La filière laitière tire la sonnette d'alarme. Aucune région n'est épargnée par la hausse des concentrations cellulaires ces dernières années. C'est ce que montre son étude.
HARO SUR LES CELLULES ! C'est ainsi que l'on peut résumer l'état d'esprit qui règne dans les régions, à l'Institut de l'élevage et à Paris au niveau des trois familles de l'interprofession laitière. Face à la dégradation des résultats cellulaires, l'Institut de l'élevage (Idele) et le Cniel se sont retroussé les manches pour en mesurer véritablement l'ampleur.
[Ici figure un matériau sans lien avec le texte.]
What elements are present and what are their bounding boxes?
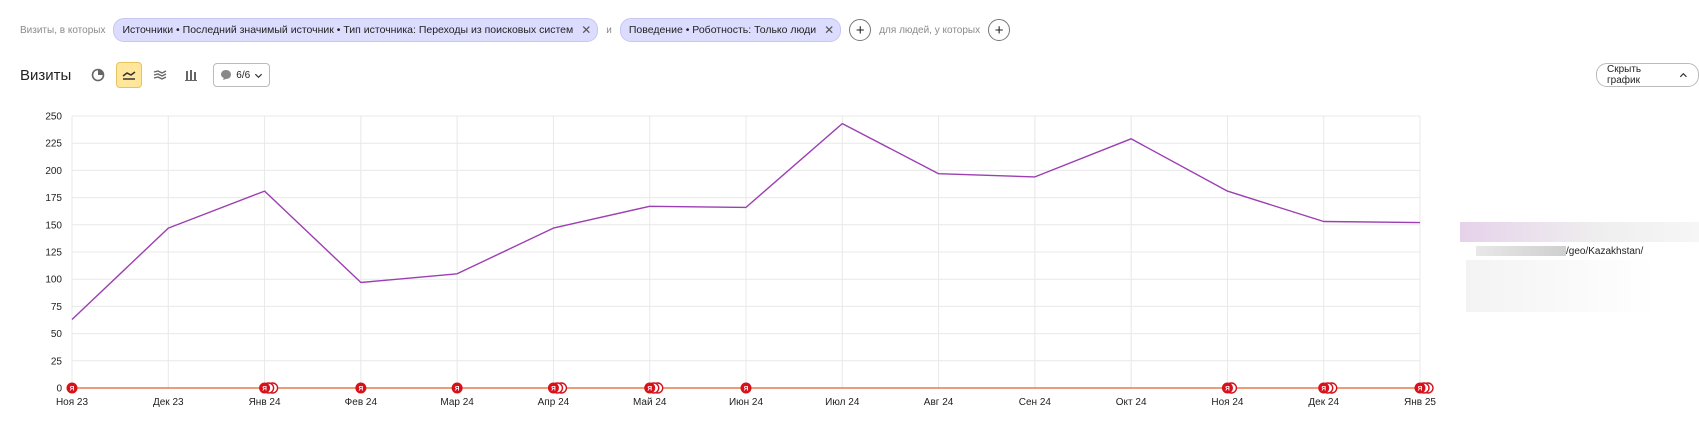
annotation-marker-label: Я [1418, 386, 1423, 393]
series-line [71, 122, 1421, 321]
y-tick-label: 150 [45, 220, 62, 231]
pie-chart-icon [91, 68, 105, 82]
annotation-marker [66, 382, 78, 394]
annotation-marker-label: Я [551, 386, 556, 393]
annotation-marker [644, 382, 656, 394]
annotation-marker-label: Я [647, 386, 652, 393]
and-label: и [606, 24, 612, 36]
tooltip-url-suffix: /geo/Kazakhstan/ [1566, 246, 1644, 257]
tooltip-body [1466, 260, 1656, 312]
tooltip-url: /geo/Kazakhstan/ [1476, 246, 1643, 257]
x-tick-label: Сен 24 [1019, 397, 1052, 408]
y-tick-label: 175 [45, 193, 62, 204]
x-tick-label: Май 24 [633, 397, 667, 408]
area-chart-icon [154, 70, 167, 80]
x-tick-label: Ноя 23 [56, 397, 89, 408]
plus-icon: + [855, 21, 865, 39]
annotation-marker-label: Я [1321, 386, 1326, 393]
annotation-marker-label: Я [455, 386, 460, 393]
filter-chip-robot[interactable]: Поведение • Роботность: Только люди ✕ [619, 18, 842, 42]
y-tick-label: 100 [45, 275, 62, 286]
add-filter-button[interactable]: + [849, 19, 872, 41]
x-tick-label: Дек 23 [153, 397, 184, 408]
annotation-marker [1318, 382, 1330, 394]
annotation-marker-label: Я [359, 386, 364, 393]
tooltip-header [1460, 222, 1699, 242]
x-tick-label: Авг 24 [924, 397, 954, 408]
bar-chart-icon [185, 70, 198, 81]
x-tick-label: Июн 24 [729, 397, 764, 408]
x-tick-label: Апр 24 [538, 397, 570, 408]
area-chart-button[interactable] [147, 62, 173, 88]
chart-series [71, 122, 1421, 321]
y-tick-label: 25 [51, 356, 63, 367]
hide-chart-label: Скрыть график [1607, 64, 1642, 86]
annotation-marker [547, 382, 559, 394]
x-tick-label: Янв 25 [1404, 397, 1436, 408]
y-tick-label: 75 [51, 302, 63, 313]
y-tick-label: 225 [45, 139, 62, 150]
y-tick-label: 50 [51, 329, 63, 340]
annotation-marker [259, 382, 271, 394]
annotation-marker [355, 382, 367, 394]
annotation-marker [1221, 382, 1233, 394]
filter-chip-robot-label: Поведение • Роботность: Только люди [628, 24, 817, 36]
x-tick-label: Мар 24 [440, 397, 474, 408]
visits-prefix-label: Визиты, в которых [20, 24, 106, 36]
chart-tooltip: /geo/Kazakhstan/ [1460, 222, 1699, 312]
blurred-text [1476, 246, 1566, 257]
filter-chip-source[interactable]: Источники • Последний значимый источник … [113, 18, 599, 42]
pie-chart-button[interactable] [85, 62, 111, 88]
chevron-up-icon [1680, 72, 1688, 77]
line-chart-icon [122, 71, 136, 80]
y-tick-label: 125 [45, 248, 62, 259]
visits-line-chart: 0 25 50 75 100 125 150 175 200 225 250 Ноя 23 Дек 2… [45, 112, 1436, 409]
bar-chart-button[interactable] [178, 62, 204, 88]
y-tick-label: 200 [45, 166, 62, 177]
annotation-marker-label: Я [744, 386, 749, 393]
annotation-marker [451, 382, 463, 394]
annotation-marker-label: Я [262, 386, 267, 393]
chart-grid [71, 115, 1421, 389]
annotation-marker [740, 382, 752, 394]
filter-bar: Визиты, в которых Источники • Последний … [20, 18, 1011, 42]
annotation-marker [1414, 382, 1426, 394]
x-tick-label: Окт 24 [1116, 397, 1147, 408]
people-label: для людей, у которых [879, 24, 981, 36]
x-tick-label: Янв 24 [249, 397, 281, 408]
x-tick-label: Ноя 24 [1211, 397, 1244, 408]
annotation-marker-label: Я [70, 386, 75, 393]
close-icon[interactable]: ✕ [824, 23, 835, 37]
annotation-marker-label: Я [1225, 386, 1230, 393]
x-tick-label: Фев 24 [345, 397, 378, 408]
add-people-filter-button[interactable]: + [988, 19, 1011, 41]
chart-title: Визиты [20, 66, 72, 84]
annotations-button[interactable]: 6/6 [213, 63, 271, 87]
y-axis: 0 25 50 75 100 125 150 175 200 225 250 [45, 112, 62, 395]
x-tick-label: Дек 24 [1308, 397, 1339, 408]
comment-icon [221, 70, 232, 80]
y-tick-label: 0 [56, 384, 62, 395]
line-chart-button[interactable] [116, 62, 143, 88]
chart-toolbar: Визиты 6/6 [20, 62, 271, 88]
filter-chip-source-label: Источники • Последний значимый источник … [122, 24, 574, 36]
x-tick-label: Июл 24 [825, 397, 860, 408]
plus-icon: + [994, 21, 1004, 39]
y-tick-label: 250 [45, 112, 62, 123]
chevron-down-icon [255, 73, 263, 78]
hide-chart-button[interactable]: Скрыть график [1596, 63, 1699, 87]
close-icon[interactable]: ✕ [581, 23, 592, 37]
annotations-count: 6/6 [236, 69, 251, 81]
Les deux partenaires se sont penchés sur les comptages cellulaires des vaches au contrôle laitier (comptages cellulaires individuels) enregistrés de 2000 à 2011. Ils en ont publié les résultats l'an passé. Que constatent-ils ? « L'année 2005 marque un coup d'arrêt à la diminution régulière des concentrations cellulaires. À partir de là, la situation se dégrade, avec une stabilisation ces dernières années mais au-delà du niveau de 2000. » L'analyse s'appuyant sur les laits des vaches contrôlées et non des tanks, on pouvait espérer ne pas retrouver ces résultats sur les livraisons aux laiteries, après le tri du lait par les éleveurs. Eh bien non ! Les concentrations cellulaires françaises de 1994 à 2010 confirment l'amélioration progressive jusqu'en 2005, puis un rebond à la hausse et une stabilisation. « Toutes les régions sont concernées par cette évolution, même celles très à la pointe sur ce sujet, comme la Franche-Comté ou la Bretagne », indique Philippe Roussel, le « Monsieur cellules et mammites » de l'Institut de l'élevage. L'étude ne mentionne pas le positionnement de chaque région. « Là n'est pas l'essentiel, indique Nadine Ballot, en charge de ce dossier au Cniel. Quelle que soit leur situation initiale, elles sont toutes confrontées à une aggravation de leurs taux cellulaires. »
UN PLAN NATIONAL LANCÉ EN AVRIL
La filière laitière et les partenaires que sont l'Institut de l'élevage, les GDS, les vétérinaires, les contrôles laitiers, etc. sont actuellement autour de la table pour définir un plan d'actions articulé autour de la formation et de l'information des éleveurs. Des outils pour la prévention et le soin des mammites seront également proposés aux intervenants. Ce plan sera national et devrait être lancé en avril. « Il faut remobiliser tous les acteurs autour de cette thématique, insiste Nadine Ballot. Le dernier plan d'envergure, "Top lait", date de vingt ans. »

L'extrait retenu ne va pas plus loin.